Sure, these are stupid acts, the acts of children. But they’re more than that.
They are lessons. Mistakes let us determine the right path, on our own, or damn close. Watching Jeremy screaming and crying as hot water and blood poured down his front, we all learned in a much more lasting way, why you never EVER stick your tongue to anything metal, no matter what anyone says. Healing from road rash, I learned to pay attention to whether the bike has pedal brakes or hand brakes BEFORE trying to make the corner that fast. I also learned to better anticipate events, plan a little better (snort. that lasted) PAY ATTENTION!!! as my mother was always yelling.
The point is that I began to come to my own conclusions, learn my own lessons, and actually take them with me. As opposed to every time an adult told me something. I was one of those kids, who just HAD to do whatever she was told was bad.
Yes, I’ve stuck my fingers in a light socket. Literally. It’s not that bad to be honest.
I never wanted to listen, and take some one’s word for it. I needed to prove it. And then learn the lesson that in some things, my father wasn’t lying.

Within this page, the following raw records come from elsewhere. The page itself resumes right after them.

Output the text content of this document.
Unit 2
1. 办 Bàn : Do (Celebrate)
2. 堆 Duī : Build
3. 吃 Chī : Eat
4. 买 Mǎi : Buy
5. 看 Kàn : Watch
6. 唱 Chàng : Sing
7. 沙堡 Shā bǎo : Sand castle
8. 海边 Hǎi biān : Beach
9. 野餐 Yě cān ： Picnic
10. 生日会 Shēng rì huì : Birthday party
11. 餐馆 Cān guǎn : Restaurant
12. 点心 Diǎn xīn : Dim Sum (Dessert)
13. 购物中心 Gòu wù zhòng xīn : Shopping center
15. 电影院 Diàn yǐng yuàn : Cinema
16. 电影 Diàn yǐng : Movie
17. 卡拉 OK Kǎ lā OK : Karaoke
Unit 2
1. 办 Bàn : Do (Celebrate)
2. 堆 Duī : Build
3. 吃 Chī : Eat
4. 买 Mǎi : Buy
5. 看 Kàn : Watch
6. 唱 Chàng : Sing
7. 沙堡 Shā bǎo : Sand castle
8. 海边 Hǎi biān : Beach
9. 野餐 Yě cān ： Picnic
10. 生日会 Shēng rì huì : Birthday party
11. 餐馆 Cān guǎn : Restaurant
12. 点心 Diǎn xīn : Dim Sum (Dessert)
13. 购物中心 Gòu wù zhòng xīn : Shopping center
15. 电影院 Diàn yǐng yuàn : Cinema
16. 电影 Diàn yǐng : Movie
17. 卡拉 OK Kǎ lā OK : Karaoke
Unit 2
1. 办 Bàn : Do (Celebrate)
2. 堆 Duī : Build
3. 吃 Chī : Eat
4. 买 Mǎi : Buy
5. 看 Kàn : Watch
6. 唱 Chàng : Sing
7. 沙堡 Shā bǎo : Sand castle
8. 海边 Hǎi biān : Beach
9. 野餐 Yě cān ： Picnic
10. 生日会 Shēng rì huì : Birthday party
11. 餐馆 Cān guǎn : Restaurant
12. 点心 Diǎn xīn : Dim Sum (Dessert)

The problem with the cocoon, and managing every single second of a child’s life, telling them how and where to play, what’s safe, what they can eat, what they can wear, is that you might turn around in 15 years and have an adult living in your basement who is COMPLETELY incapable of anything resembling acting like a mature human. Because you’ve done all the acting for them. They might not have the courage to fly the coop because they’ve never truly spread their wings.

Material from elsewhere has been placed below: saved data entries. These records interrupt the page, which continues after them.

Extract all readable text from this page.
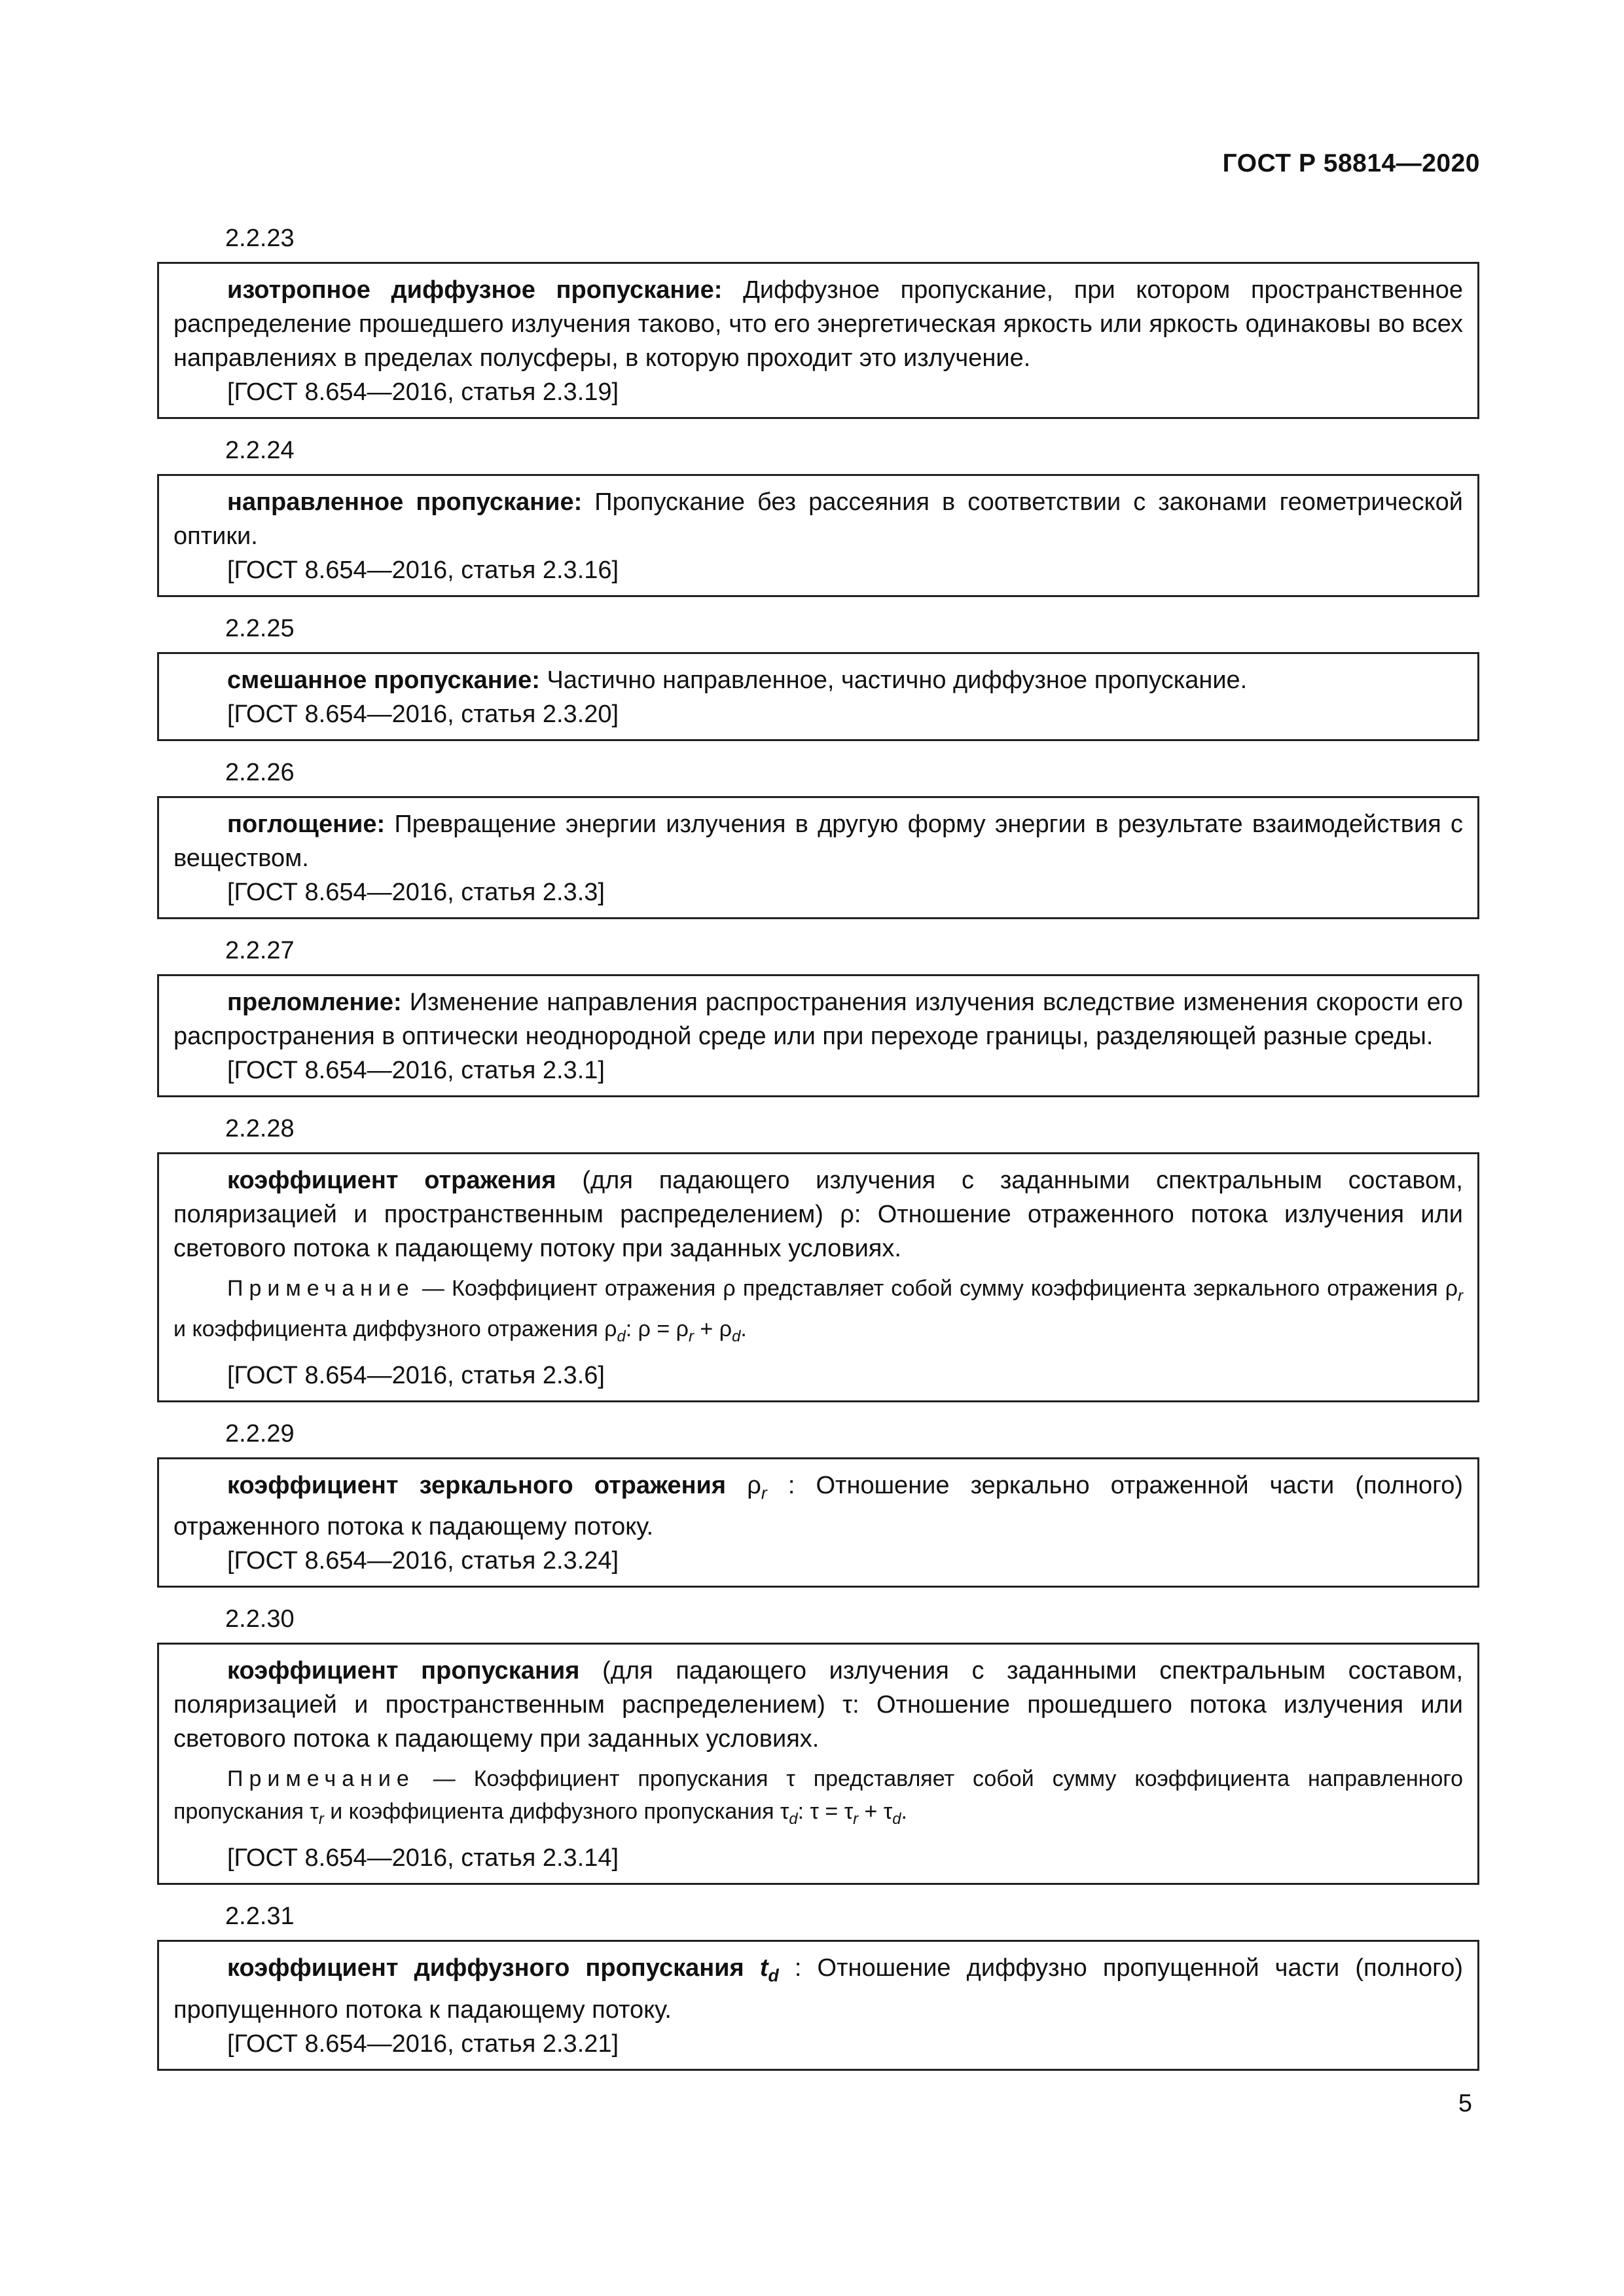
ГОСТ Р 58814—2020
2.2.23

изотропное диффузное пропускание: Диффузное пропускание, при котором пространственное распределение прошедшего излучения таково, что его энергетическая яркость или яркость одинаковы во всех направлениях в пределах полусферы, в которую проходит это излучение.

[ГОСТ 8.654—2016, статья 2.3.19]

2.2.24

направленное пропускание: Пропускание без рассеяния в соответствии с законами геометрической оптики.

[ГОСТ 8.654—2016, статья 2.3.16]

2.2.25

смешанное пропускание: Частично направленное, частично диффузное пропускание.

[ГОСТ 8.654—2016, статья 2.3.20]

2.2.26

поглощение: Превращение энергии излучения в другую форму энергии в результате взаимодействия с веществом.

[ГОСТ 8.654—2016, статья 2.3.3]

2.2.27

преломление: Изменение направления распространения излучения вследствие изменения скорости его распространения в оптически неоднородной среде или при переходе границы, разделяющей разные среды.

[ГОСТ 8.654—2016, статья 2.3.1]

2.2.28

коэффициент отражения (для падающего излучения с заданными спектральным составом, поляризацией и пространственным распределением) ρ: Отношение отраженного потока излучения или светового потока к падающему потоку при заданных условиях.

Примечание — Коэффициент отражения ρ представляет собой сумму коэффициента зеркального отражения $\rho_r$ и коэффициента диффузного отражения $\rho_d$: $\rho = \rho_r + \rho_d$.

[ГОСТ 8.654—2016, статья 2.3.6]

2.2.29

коэффициент зеркального отражения $\rho_r$ : Отношение зеркально отраженной части (полного) отраженного потока к падающему потоку.

[ГОСТ 8.654—2016, статья 2.3.24]

2.2.30

коэффициент пропускания (для падающего излучения с заданными спектральным составом, поляризацией и пространственным распределением) τ: Отношение прошедшего потока излучения или светового потока к падающему при заданных условиях.

Примечание — Коэффициент пропускания τ представляет собой сумму коэффициента направленного пропускания $\tau_r$ и коэффициента диффузного пропускания $\tau_d$: $\tau = \tau_r + \tau_d$.

[ГОСТ 8.654—2016, статья 2.3.14]

2.2.31

коэффициент диффузного пропускания $t_d$ : Отношение диффузно пропущенной части (полного) пропущенного потока к падающему потоку.

[ГОСТ 8.654—2016, статья 2.3.21]

5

We complain that kids are far too wrapped up in themselves and their things-what else do they have if we’ve taken exhilaration from them? They have what, new cell phones and fucking left? If you take the thrill from life, what’s left to it? If you destroy the chance to hurtle down a snowy hill on a rickety piece of wood doing close to 10kms an hour, if you keep your children from feeling the snow in their face, the sun on their neck as they laugh as much from fear as from joy, are they even still human? What are they? Who are we raising then?
We truly have so little to fear now, that we create boogeyman. I know people who see the world outside as riddled with scary men in the bushes, who can’t imagine leaving their children where they might get a bruise or stumble a little. We cover everything with helmets and protective gear, leaving me thinking wistfully of long bike rides on Sunday afternoons, the silky August wind in my hair, bathed in the sun as the world felt so open and fantastic.
What will freedom be for our children?
I pick Viv up, the sun warming the snow, melt water trickling down the roads. She sprints immediately for the giant snow hills, those which are verboten during the day and taunt her. Her friends join her. I stand with their mother and watch as they slide, with absolutely no regard for their safety, down the hill, bouncing and jolting, avoiding pointy parts the next time.
“They’re still bendy at this age” I laugh with their mother, and she nods, and we just watch, the joyous cries of youth filling the air between us, around us.
That laughter sounds long into the night in my ears.